LIBRERÍA

El ruido de los huesos que crujen

Colección:

ISBN: 9788412300352

10,00

There are realities that stop our hearts and leave us speechless, unable to react. The Sound of Cracking Bones deals with one of those realities: child soldiers. Elikia wakes Joseph, the youngest child in the camp, just eight years old, in the middle of the night to escape the violence together and go in search of a future. Thanks to her poetic world and her ability to look at reality in a raw, but also delicate way, Suzanne Lebeau lights fragile lights of hope to reveal to younger audiences the most complex realities of the world. Precisely so that our muteness can become a transformative word. As Primo Levi says in one of the quotes that open the text, "although it is impossible to understand, it is obligatory to know."

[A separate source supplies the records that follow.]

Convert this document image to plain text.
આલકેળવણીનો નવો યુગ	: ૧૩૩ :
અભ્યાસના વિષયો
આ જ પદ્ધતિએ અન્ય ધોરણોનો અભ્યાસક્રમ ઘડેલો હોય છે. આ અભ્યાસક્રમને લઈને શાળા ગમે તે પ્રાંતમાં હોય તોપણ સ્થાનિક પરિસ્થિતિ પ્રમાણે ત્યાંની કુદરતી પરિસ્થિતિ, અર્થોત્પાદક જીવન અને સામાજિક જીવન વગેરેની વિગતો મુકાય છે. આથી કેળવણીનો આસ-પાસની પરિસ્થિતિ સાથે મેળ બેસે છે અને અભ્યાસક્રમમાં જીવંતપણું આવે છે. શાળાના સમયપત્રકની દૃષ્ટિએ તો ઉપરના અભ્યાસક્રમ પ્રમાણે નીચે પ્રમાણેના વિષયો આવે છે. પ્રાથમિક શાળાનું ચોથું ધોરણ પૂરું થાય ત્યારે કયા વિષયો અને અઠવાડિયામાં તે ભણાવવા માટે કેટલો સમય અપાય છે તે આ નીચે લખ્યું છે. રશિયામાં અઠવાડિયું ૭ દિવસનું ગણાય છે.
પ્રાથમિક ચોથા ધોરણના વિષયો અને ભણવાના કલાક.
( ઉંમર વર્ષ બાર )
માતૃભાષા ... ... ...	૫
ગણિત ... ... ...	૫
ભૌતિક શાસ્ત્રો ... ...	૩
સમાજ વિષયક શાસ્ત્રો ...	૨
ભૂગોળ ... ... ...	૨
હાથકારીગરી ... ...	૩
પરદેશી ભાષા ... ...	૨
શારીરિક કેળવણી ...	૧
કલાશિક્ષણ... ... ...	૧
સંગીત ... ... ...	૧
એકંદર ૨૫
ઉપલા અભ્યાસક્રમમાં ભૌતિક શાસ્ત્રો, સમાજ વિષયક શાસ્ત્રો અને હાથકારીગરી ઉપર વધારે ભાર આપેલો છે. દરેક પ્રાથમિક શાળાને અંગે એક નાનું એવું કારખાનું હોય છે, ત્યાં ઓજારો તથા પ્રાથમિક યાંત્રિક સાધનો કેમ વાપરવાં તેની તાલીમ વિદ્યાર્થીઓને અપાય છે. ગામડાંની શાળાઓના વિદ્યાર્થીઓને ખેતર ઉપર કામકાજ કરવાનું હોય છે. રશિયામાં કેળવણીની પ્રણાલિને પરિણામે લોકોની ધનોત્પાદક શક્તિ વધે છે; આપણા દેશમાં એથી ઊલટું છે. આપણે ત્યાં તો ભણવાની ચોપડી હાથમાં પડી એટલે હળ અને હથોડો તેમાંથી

Suzanne Lebeau's commitment to giving voice to children and their realities, her determination to tell the world to the youngest children so that they can learn about the difficulties they face in other geographies, have made her theatre one of the main sources of renewal of the performing arts for children and young people. A committed theatre that is also a tool to make the world a better place.

ASSITEJ Spain has begun publishing his complete works in the International Theatre Collection, which already includes The Ogre, Sand Shoes, Three Little Sisters, Gretel and Hansel, Salvador and A Moon Between Two Houses.

Suzanne Lebeau is one of the most outstanding voices in international theatre. Her texts and her work with her company, Le Carrousel, have undoubtedly made her one of the main innovators of theatre for children in recent decades. ASSITEJ Spain has begun publishing her complete works in the International Theatre Collection, which already includes El ogrito, Zapatos de arena, Tres hermanitas, Gretel and Hansel y Salvador.

Translation by Coto Adánez.

Suzanne Lebeau

Suzanne Lebeau

Suzanne Lebeau is one of the most important voices in theatre for children and young people worldwide. Throughout her career she has questioned the limits of what can and cannot be told to children and young people. In 1975 she founded the company Le Carrousel, which has left its mark on young audiences around the world with its texts. A woman who has encouraged, through theory, pedagogy and practice, the vindication of a theatre for children and young people that is responsible, demanding of itself, with high poetic flight and social dignity. A theatre that does not renounce the criticism of this world in which we live together, young and old: a world that, in her own words, is cruel, tender, complex and contradictory.